There's a big problem here, though. "The idea that diazepam would trigger this event is pure speculation and far-fetched," says Ronald Schouten, M.D., J.D., director of law and psychiatry service at Massachusetts General Hospital and an associate professor of psychiatry at Harvard Medical School. He adds that there is ample evidence Paddock pre-planned his violent attack long before he was ever given the prescription in June 2017. (Recent reports say Paddock owned 47 guns, 33 of which he'd purchased between October 2016 and the shooting, according to CNN.)

Diazepam also has a relatively slow onset, meaning it's less likely to trigger side effects—like the violence referenced in the study of teenage homicides—compared to other benzodiazepines, says Schouten. (Previous research has also shown that teens react differently to mood medications than adults do.) "I’ve never seen rage as a side effect of diazepam in 30 years of practice," Schouten says. "In fact, the most common side effect is sleepiness."

While aggressiveness, psychosis, and delusions, are acknowledged by the FDA as potential side effects of diazepam, Schouten says any personality change from the medication would be more comparable to that of a person going from sober to drunk—not a total Dr. Jekyll/Mr. Hyde switch.

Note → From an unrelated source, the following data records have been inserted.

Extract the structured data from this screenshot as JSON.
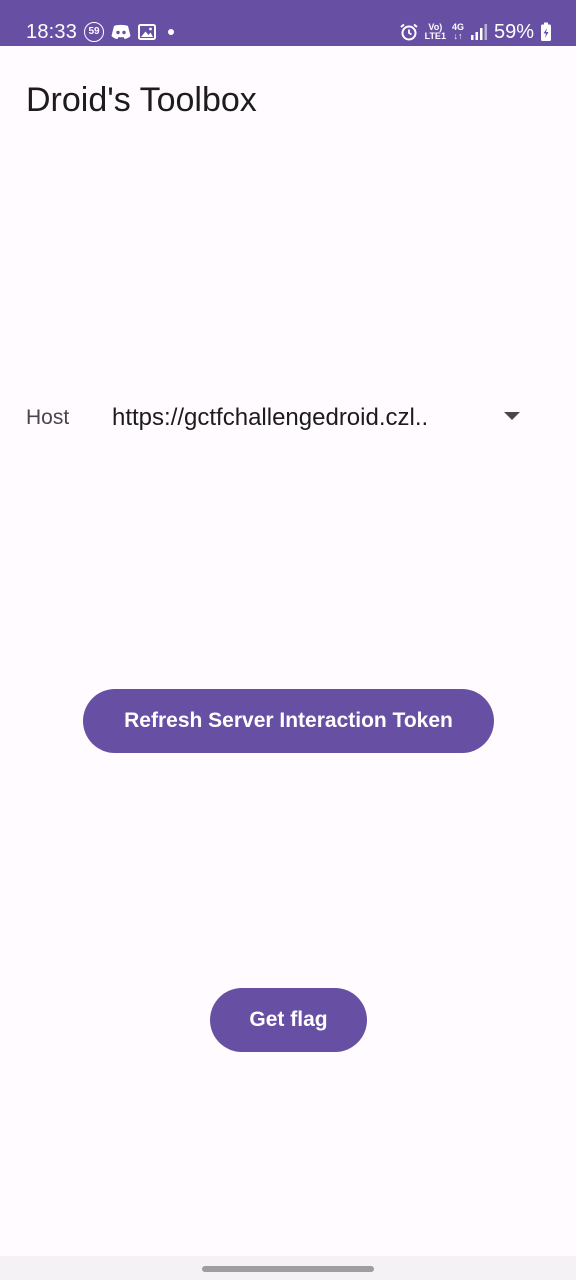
{
  "status_bar": {
    "time": "18:33",
    "notification_badge": "59",
    "network_top": "Vo)",
    "network_bottom": "LTE1",
    "network_type": "4G",
    "battery_percent": "59%",
    "icons": [
      "notification-count-icon",
      "discord-icon",
      "gallery-icon",
      "more-dot-icon",
      "alarm-icon",
      "volte-icon",
      "data-arrows-icon",
      "signal-icon",
      "battery-charging-icon"
    ],
    "background_color": "#6750A4"
  },
  "app": {
    "title": "Droid's Toolbox",
    "accent_color": "#6750A4",
    "background_color": "#FFFBFE"
  },
  "host": {
    "label": "Host",
    "selected_value": "https://gctfchallengedroid.czl..",
    "dropdown_icon": "dropdown-arrow-icon"
  },
  "buttons": {
    "refresh_label": "Refresh Server Interaction Token",
    "get_flag_label": "Get flag"
  }
}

Furthermore, Schouten notes that any aggression triggered by diazepam is "not likely to (1) be the result of the medication alone, but rather involve the interaction between the medication and an underlying disorder or (2) involve the sort of predatory violence engaged in by this individual."

As for speculating on underlying disorders, Schouten notes, "We simply do not know enough about him, his life, his personality, his other medications, or other medical problems to come to any conclusions about what motivated him or otherwise caused his behavior. I know everyone wants answers, but sometimes there aren’t clear answers, and speculation that gins up peoples’ anxiety is a disservice to everyone and further stigmatizes people with mental illness."

Forty million adults in the U.S. suffer from an anxiety disorder, making anxiety the most common mental illness, according to the Anxiety and Depression Association of America. The vast majority of those people harbor no violent impulses, including those on anti-anxiety medications, yet there persists a stereotype that people with a mental illness are dangerous or violent. Blaming Paddock's rampage on his mental illness or his meds perpetuates that inaccurate stereotype, says Mayra Mendez, Ph.D., a psychotherapist and program coordinator for mental health services at Providence Saint John's in Santa Monica, California.

"Sometimes anxiety can cause irritability, but nothing like what [Paddock] did," she says. "He may have had an anxiety disorder, but it [most likely] wasn't the reason he murdered people. There was something else going on there." Blaming his mental illness or his medication is irresponsible and harmful to sufferers of anxiety, as this may make people reluctant to seek help, she adds.

"If you are suffering from anxiety, treatment can really help you make your life better," Mendez says. "Don't let this one-in-a-million sensational story scare you."